申告時に必ず用意すべき書類チェックリスト

□ 給与所得の源泉徴収票(会社から)
□ マイナンバーカード(e-Tax申告用)
□ 病院・診療所の領収書(全て)
□ 薬局の領収書
□ 入院の領収書・請求書
□ 通院交通費の領収書またはメモ
□ 健康保険から受けた給付金の通知書
□ 高額療養費支給決定通知書(ある場合)
□ 医師の診断書・指示書(鍼灸・矯正歯科の場合)
□ 配偶者の給与源泉徴収票(配偶者控除判定用)
□ 個人番号(マイナンバー)通知書
□ 印鑑(書面申告の場合)
□ 昨年度の確定申告書(申告経験者)

まとめ:医療費控除で配偶者控除を最大化する3つのポイント

医療費控除と配偶者控除を組み合わせて還付を最大化するには、以下の3点が重要です。

✓ ポイント1:医療費控除で所得を減らす戦略

配偶者の所得が123万円を超えている場合、医療費控除を活用して所得を基準以下に引き下げることで、配偶者控除38万円の追加還付が期待できます。

還付増加額 = 38万円 × 申告者の税率

✓ ポイント2:家族全員の医療費を集約申告する

申告者が複数家族の医療費を一括申告することで、10万円の基準を超えやすくなり、医療費控除額が大きくなります。

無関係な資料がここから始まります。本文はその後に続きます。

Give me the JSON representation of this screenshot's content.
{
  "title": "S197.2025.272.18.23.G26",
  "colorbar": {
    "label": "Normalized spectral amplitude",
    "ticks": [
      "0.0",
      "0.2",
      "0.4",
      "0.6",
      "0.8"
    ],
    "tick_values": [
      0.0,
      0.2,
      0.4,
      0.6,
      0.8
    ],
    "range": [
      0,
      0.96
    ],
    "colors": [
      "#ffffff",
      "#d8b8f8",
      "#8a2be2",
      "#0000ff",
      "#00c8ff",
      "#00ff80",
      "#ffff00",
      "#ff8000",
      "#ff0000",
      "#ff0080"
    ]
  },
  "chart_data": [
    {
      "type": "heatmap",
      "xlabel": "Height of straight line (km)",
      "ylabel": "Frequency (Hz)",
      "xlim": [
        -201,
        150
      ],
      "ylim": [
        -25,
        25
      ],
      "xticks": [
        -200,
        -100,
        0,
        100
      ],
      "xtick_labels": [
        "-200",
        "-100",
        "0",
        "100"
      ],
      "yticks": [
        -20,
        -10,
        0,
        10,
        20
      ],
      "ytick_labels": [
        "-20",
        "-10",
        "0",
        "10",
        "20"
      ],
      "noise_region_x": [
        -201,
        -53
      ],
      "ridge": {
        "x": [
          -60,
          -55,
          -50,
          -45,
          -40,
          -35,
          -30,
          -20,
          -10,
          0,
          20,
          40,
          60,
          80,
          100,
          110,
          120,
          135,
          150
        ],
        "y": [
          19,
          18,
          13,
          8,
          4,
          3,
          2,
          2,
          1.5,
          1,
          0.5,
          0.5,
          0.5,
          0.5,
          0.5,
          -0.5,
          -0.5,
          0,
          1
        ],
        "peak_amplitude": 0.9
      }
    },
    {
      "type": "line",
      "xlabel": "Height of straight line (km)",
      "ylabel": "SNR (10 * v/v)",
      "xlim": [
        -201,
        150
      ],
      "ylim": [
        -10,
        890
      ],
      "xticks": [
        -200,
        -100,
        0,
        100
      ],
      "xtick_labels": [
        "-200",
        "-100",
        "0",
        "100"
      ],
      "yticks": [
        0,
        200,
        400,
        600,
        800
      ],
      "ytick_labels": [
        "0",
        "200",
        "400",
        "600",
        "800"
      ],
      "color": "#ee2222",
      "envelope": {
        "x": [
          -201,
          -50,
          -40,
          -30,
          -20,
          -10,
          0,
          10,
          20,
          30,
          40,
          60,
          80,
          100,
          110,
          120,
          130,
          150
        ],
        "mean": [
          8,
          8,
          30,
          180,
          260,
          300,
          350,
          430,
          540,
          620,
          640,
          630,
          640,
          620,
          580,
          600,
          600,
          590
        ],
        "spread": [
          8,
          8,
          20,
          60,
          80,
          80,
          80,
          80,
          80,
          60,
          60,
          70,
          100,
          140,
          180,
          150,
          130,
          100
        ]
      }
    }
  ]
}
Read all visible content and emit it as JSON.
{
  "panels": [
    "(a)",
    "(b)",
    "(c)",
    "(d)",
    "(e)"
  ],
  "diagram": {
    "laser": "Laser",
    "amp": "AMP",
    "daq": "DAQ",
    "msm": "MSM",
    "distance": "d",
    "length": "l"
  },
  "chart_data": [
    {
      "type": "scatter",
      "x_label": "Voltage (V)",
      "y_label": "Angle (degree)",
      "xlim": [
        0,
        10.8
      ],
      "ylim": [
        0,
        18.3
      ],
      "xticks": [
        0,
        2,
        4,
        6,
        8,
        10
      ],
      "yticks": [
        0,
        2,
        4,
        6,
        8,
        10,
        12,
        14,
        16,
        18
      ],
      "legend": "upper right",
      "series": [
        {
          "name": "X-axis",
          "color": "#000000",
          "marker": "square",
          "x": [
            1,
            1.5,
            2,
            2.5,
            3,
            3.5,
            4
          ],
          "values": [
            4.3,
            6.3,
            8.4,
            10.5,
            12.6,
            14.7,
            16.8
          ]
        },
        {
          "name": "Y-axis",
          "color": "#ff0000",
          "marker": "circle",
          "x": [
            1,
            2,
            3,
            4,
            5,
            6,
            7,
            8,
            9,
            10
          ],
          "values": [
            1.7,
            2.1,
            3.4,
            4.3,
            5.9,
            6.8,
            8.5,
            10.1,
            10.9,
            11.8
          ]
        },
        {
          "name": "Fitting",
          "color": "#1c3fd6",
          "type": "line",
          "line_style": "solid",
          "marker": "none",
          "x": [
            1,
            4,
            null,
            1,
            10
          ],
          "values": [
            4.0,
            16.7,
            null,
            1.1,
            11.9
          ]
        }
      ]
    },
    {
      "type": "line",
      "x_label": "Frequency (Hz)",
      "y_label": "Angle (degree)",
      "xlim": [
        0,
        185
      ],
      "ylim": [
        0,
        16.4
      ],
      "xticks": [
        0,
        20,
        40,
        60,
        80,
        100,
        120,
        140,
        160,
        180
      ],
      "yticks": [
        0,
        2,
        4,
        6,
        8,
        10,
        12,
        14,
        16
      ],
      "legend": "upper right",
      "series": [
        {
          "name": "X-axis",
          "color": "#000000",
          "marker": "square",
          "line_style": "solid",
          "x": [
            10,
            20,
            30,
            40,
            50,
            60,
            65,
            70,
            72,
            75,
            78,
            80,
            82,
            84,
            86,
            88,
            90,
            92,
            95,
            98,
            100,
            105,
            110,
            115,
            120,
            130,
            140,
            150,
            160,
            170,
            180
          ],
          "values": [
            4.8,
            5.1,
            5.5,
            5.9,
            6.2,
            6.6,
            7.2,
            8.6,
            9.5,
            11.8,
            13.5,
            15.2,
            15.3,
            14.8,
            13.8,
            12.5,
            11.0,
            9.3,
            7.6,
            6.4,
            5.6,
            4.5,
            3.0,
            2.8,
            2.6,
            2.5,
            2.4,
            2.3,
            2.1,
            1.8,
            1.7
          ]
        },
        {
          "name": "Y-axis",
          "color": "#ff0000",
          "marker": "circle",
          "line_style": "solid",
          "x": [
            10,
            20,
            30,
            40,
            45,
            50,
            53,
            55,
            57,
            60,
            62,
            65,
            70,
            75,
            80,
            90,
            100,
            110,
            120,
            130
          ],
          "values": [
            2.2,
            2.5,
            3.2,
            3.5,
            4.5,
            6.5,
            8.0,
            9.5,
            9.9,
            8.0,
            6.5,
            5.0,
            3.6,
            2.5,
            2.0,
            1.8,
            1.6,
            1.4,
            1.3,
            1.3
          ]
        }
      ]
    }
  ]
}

個別申告:医療費15万円 + 15万円 = 控除不可
集約申告:医療費15万円 + 15万円 = 30万円 - 10万円 = 20万円控除

✓ ポイント3:高税率の人が医療費控除を申告する

医療費控除の還付額は申告者の税率に比例するため、税率の高い人(給与が高い人)が家族全員の医療費を申告することで、還付額を最大化できます。

税率5%:医療費20万円 × 5% = 10,000円
税率20%:医療費20万円 × 20% = 40,000円

医療費控除と配偶者控除の最適な組み合わせにより、年間10万円以上の還付を受けることも可能です。対象医療費がないか今一度確認し、確定申告時期(2月中旬~3月15日)に申告することで、確実に還付を受け取ってください。

よくある質問(FAQ)

Q. 医療費控除で配偶者控除が復活するって本当ですか?
A. はい。医療費控除で所得を減らすことで、配偶者の所得が123万円以下になれば、配偶者控除(38万円)が適用される可能性があります。

Q. 医療費控除の対象になる医療費は何ですか?
A. 医師による診療費、処方箋医薬品、入院費(基本食のみ)、通院交通費、医療目的の歯科治療などが対象です。健康診断やサプリメントは対象外です。

Q. 医療費控除を受けるには最低いくらの医療費が必要ですか?
A. 基本は10万円以上ですが、総所得が200万円未満の場合は「総所得の5%」で判定します。例えば総所得150万円なら7.5万円以上で対象になります。

Q. 配偶者控除が受けられる配偶者の所得上限はいくらですか?
A. 配偶者の所得が123万円以下なら配偶者控除(38万円)が受けられます。123万円超~190万円なら配偶者特別控除が段階的に適用されます。

Q. 医療費控除で最大いくら還付されますか?
A. 医療費控除の上限は200万円/年です。配偶者控除と組み合わせることで、最大還付額を得られますが、実際の還付額は税率により異なります。